In fact, rules, including those even stronger than those placed into effect in the House, don’t have a very good track record. All states but one (Vermont) have provisions mandating balanced yearly budgets and nearly all sizeable municipalities do the same thing. While the economy means that hardly any state faces a happy budget picture, stark differences nonetheless emerge even though almost all states have the same mandate of responsibility. Better governed states – Virginia, Utah, and Missouri to name three – have retained AAA bond ratings, kept taxes level, balanced their budgets more or less honestly, and avoided draconian cuts to core government services. States with serious governance problems like California and Illinois have raised taxes steeply, cut basic services like law enforcement and street repair, but “balance” their budgets through sleight of hand.

And these state rules, invariably, have many more teeth – most are written into state constitutions – than the new House provisions. California’s hugely complex balanced budget provision is almost 1,000 words longer than the entire United States Constitution.

Rules, of course, can help around the margins. Illinois, terribly governed under members of both parties, probably wouldn’t have just imposed a massive tax increase on its citizens if it weren’t for balanced budget language in its constitution. States like North Carolina (where the governor can unilaterally cut spending if revenues come in below projections) and Maryland (where the governor’s budget proposal has to be voted up or down by the legislature) might be in much worse fiscal shape if it weren’t for their legal structures.

The new House rules may improve some things and make it easier to cut spending. But alone, they do nothing to cut spending or reduce the size and scope of government. The hard choices – the actual spending cuts – still lie ahead.
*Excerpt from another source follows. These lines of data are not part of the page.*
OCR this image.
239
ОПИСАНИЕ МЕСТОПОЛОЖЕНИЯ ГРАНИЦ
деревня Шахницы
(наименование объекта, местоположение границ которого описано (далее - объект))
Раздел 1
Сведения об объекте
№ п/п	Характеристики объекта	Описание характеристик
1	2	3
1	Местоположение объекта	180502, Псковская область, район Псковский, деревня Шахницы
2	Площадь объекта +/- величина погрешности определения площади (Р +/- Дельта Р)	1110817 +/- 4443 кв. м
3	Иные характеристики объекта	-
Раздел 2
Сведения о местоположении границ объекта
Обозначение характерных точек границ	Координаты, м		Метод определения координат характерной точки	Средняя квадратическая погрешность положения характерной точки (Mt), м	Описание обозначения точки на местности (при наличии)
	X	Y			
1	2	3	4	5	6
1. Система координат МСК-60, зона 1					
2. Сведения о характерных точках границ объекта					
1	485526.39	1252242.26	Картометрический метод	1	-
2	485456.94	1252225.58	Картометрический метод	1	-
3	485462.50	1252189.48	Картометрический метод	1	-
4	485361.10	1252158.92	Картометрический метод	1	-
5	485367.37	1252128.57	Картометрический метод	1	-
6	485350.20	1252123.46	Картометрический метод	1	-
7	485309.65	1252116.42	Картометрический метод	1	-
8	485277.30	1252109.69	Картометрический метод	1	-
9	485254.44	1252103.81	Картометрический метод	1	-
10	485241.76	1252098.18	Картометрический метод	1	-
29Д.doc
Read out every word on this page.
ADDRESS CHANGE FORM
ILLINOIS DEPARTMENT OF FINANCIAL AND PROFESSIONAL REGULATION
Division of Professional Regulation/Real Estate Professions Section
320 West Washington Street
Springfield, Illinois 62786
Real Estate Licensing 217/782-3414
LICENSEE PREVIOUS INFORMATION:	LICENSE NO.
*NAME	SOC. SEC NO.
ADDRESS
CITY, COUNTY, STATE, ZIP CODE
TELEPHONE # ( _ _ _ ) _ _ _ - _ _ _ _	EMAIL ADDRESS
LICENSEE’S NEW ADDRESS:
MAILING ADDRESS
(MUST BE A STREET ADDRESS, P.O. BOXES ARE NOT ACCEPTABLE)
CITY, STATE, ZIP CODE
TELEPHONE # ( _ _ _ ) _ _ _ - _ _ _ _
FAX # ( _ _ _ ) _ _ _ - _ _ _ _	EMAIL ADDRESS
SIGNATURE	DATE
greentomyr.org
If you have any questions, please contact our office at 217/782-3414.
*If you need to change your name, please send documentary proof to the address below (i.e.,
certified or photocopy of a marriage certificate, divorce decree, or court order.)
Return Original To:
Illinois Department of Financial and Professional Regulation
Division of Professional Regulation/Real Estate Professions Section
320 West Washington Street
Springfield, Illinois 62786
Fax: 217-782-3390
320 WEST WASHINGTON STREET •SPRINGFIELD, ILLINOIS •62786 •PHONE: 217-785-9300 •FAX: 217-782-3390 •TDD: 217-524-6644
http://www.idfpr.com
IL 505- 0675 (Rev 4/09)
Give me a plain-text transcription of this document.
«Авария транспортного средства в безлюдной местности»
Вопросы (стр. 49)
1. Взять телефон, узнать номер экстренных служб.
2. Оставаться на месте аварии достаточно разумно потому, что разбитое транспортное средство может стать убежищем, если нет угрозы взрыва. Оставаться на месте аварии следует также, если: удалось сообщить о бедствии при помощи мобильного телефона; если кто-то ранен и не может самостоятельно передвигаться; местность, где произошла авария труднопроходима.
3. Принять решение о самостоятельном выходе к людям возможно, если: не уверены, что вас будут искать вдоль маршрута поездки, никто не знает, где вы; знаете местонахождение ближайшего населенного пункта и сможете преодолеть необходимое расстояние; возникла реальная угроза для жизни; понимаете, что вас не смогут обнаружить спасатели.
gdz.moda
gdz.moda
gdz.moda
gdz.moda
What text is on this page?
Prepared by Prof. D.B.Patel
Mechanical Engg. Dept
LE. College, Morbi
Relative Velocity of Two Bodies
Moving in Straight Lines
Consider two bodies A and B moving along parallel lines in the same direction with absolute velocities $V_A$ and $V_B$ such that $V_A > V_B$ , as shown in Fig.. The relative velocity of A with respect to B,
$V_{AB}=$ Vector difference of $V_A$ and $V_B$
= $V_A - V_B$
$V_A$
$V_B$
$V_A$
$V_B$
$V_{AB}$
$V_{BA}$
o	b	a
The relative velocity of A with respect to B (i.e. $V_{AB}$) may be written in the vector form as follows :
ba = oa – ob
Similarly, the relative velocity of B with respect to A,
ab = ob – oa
New House of Representatives’ budget guidelines—which give Budget Committee Chairman Paul Ryan unprecedented power over total federal spending—will almost certainly pass the Rules Committee and go into force. Anybody who wants smaller government can’t help but cheer and root for Ryan and his spending-cutting compatriots in the House. All that said, passing tough-sounding budget rules is a far cry from the drop-in-a-bucket Republican promise to cut $50 billion from this fiscal year’s spending.

In fact, rules, including those even stronger than those placed into effect in the House, don’t have a very good track record. All states but one (Vermont) have provisions mandating balanced yearly budgets and nearly all sizeable municipalities do the same thing. While the economy means that hardly any state faces a happy budget picture, stark differences nonetheless emerge even though almost all states have the same mandate of responsibility. Better governed states – Virginia, Utah, and Missouri to name three – have retained AAA bond ratings, kept taxes level, balanced their budgets more or less honestly, and avoided draconian cuts to core government services. States with serious governance problems like California and Illinois have raised taxes steeply, cut basic services like law enforcement and street repair, but “balance” their budgets through sleight of hand.

And these state rules, invariably, have many more teeth – most are written into state constitutions – than the new House provisions. California’s hugely complex balanced budget provision is almost 1,000 words longer than the entire United States Constitution.

Rules, of course, can help around the margins. Illinois, terribly governed under members of both parties, probably wouldn’t have just imposed a massive tax increase on its citizens if it weren’t for balanced budget language in its constitution. States like North Carolina (where the governor can unilaterally cut spending if revenues come in below projections) and Maryland (where the governor’s budget proposal has to be voted up or down by the legislature) might be in much worse fiscal shape if it weren’t for their legal structures.

The new House rules may improve some things and make it easier to cut spending. But alone, they do nothing to cut spending or reduce the size and scope of government. The hard choices – the actual spending cuts – still lie ahead.